- The Archives and Rare Books Library at the University of Cincinnati has received a $200,000 grant from the Marge and Charles J. Schott Foundation. The funds will be used for "facility and furnishing upgrades."
- The University of Calgary has purchased a collection of four early texts of Biblical scholarship by Nicholas of Lyra, which the university librarian called "probably the most famous early comment on the Bible." The library paid $45,000 for the collection.
- Hamilton College was awarded the Outstanding Project for 2007 prize from the Communal Societies Association for its "digitization of the Shaker periodical, variously titled The Shaker, Shaker and Shakeress, The Shaker Manifesto and The Manifesto. This publication ran from 1871 until 1899 and shared religious and political opinions between Shaker communities from Maine to Kentucky."

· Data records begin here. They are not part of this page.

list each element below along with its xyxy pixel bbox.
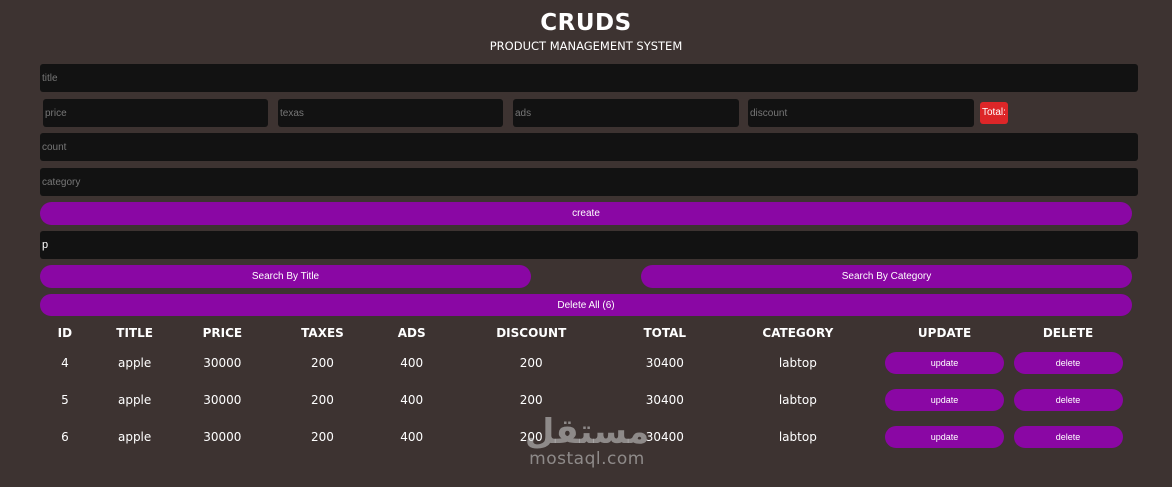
- discount-input[interactable]: [748, 99, 974, 127]
- cell-ads: 400: [400, 392, 424, 407]
- cell-update: update: [885, 381, 1005, 418]
- delete-button[interactable]: delete: [1013, 351, 1123, 374]
- cell-title: apple: [117, 392, 152, 407]
- watermark-latin-text: mostaql.com: [529, 449, 645, 469]
- delete-button[interactable]: delete: [1013, 388, 1123, 411]
- search-input[interactable]: [40, 231, 1138, 259]
- price-input[interactable]: [43, 99, 268, 127]
- column-header-category: CATEGORY: [762, 326, 834, 340]
- cell-delete: delete: [1004, 418, 1132, 455]
- cell-id: 4: [61, 355, 69, 370]
- table-header-row: ID TITLE PRICE TAXES ADS DISCOUNT TOTAL …: [40, 322, 1132, 344]
- cell-ads: 400: [400, 355, 424, 370]
- app-subtitle: PRODUCT MANAGEMENT SYSTEM: [489, 39, 683, 53]
- update-button[interactable]: update: [885, 351, 1005, 374]
- ads-input[interactable]: [513, 99, 739, 127]
- table-row: 4 apple 30000 200 400 200 30400 labtop u…: [40, 344, 1132, 381]
- column-header-taxes: TAXES: [301, 326, 344, 340]
- cell-category: labtop: [778, 429, 817, 444]
- column-header-total: TOTAL: [643, 326, 687, 340]
- cell-title: apple: [117, 429, 152, 444]
- cell-id: 6: [61, 429, 69, 444]
- column-header-discount: DISCOUNT: [496, 326, 567, 340]
- cell-taxes: 200: [311, 355, 334, 370]
- column-header-ads: ADS: [397, 326, 426, 340]
- cell-update: update: [885, 344, 1005, 381]
- column-header-price: PRICE: [202, 326, 243, 340]
- cell-discount: 200: [519, 355, 543, 370]
- mostaql-watermark: مستقل mostaql.com: [512, 414, 662, 468]
- column-header-title: TITLE: [116, 326, 153, 340]
- create-button[interactable]: create: [40, 202, 1132, 225]
- total-badge: Total:: [980, 102, 1008, 124]
- column-header-delete: DELETE: [1042, 326, 1094, 340]
- cell-category: labtop: [778, 355, 817, 370]
- cell-price: 30000: [203, 355, 242, 370]
- update-button[interactable]: update: [885, 425, 1005, 448]
- delete-button[interactable]: delete: [1013, 425, 1123, 448]
- watermark-arabic-text: مستقل: [524, 412, 650, 452]
- cell-taxes: 200: [311, 429, 334, 444]
- cell-update: update: [885, 418, 1005, 455]
- column-header-update: UPDATE: [917, 326, 972, 340]
- cell-price: 30000: [203, 429, 242, 444]
- update-button[interactable]: update: [885, 388, 1005, 411]
- cell-delete: delete: [1004, 381, 1132, 418]
- cell-delete: delete: [1004, 344, 1132, 381]
- search-by-category-button[interactable]: Search By Category: [641, 265, 1132, 288]
- cell-price: 30000: [203, 392, 242, 407]
- search-by-title-button[interactable]: Search By Title: [40, 265, 531, 288]
- count-input[interactable]: [40, 133, 1138, 161]
- cell-total: 30400: [645, 355, 684, 370]
- delete-all-button[interactable]: Delete All (6): [40, 294, 1132, 316]
- cell-category: labtop: [778, 392, 817, 407]
- cell-taxes: 200: [311, 392, 334, 407]
- taxes-input[interactable]: [278, 99, 503, 127]
- title-input[interactable]: [40, 64, 1138, 92]
- column-header-id: ID: [57, 326, 73, 340]
- cell-id: 5: [61, 392, 69, 407]
- category-input[interactable]: [40, 168, 1138, 196]
- app-title: CRUDS: [540, 10, 632, 36]
- cell-title: apple: [117, 355, 152, 370]
- page-header: CRUDS PRODUCT MANAGEMENT SYSTEM: [0, 8, 1172, 54]
- cell-ads: 400: [400, 429, 424, 444]
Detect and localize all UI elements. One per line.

- An 8-centimeter fragment of a parchment Bible, the "1087-year-old Aleppo Codex[,] will be given to a representative of the Ben Zvi Institute in Jerusalem on Thursday, following 18 years during which Israeli scholars tried to retrieve it from businessman Sam Sabbagh," Haaretz reports. The small fragment was saved from a burning synagogue in 1947. Much more background on the text at the linked article.
- British fashion mogul Tom Tar Singh has donated 'to the Indian nation' a collection of Gandhi letters he purchased at Sotheby's earlier this year (for more than $90,000). The transfer was made on Monday "at the Nehru Memorial Museum and Library (NMML), which became [the collection's] official recipients. The manuscripts, which include a series of articles, postcards and letters by Gandhi, were received by Dr Karan Singh, Chairman of the Executive Council, NMML."
- Two leather-bound photo albums showing art looted by the Nazis as they ravaged Europe during the early years of World War II have been given to the U.S. National Archives. The albums "contain photos from which Hitler and his curators could choose art for the Fuhrer's art museum in Linz." Archivist of the United States Alan Weinstein said the albums could help researchers locate looted works of art which are still missing. They "were found in the attic of the heirs of a US soldier who was stationed in the Berchtesgarden area of Germany at the end of the war in 1945," and were donated to the Archives by Robert Edsel, president of the Monuments Men Foundation for the Preservation of Art.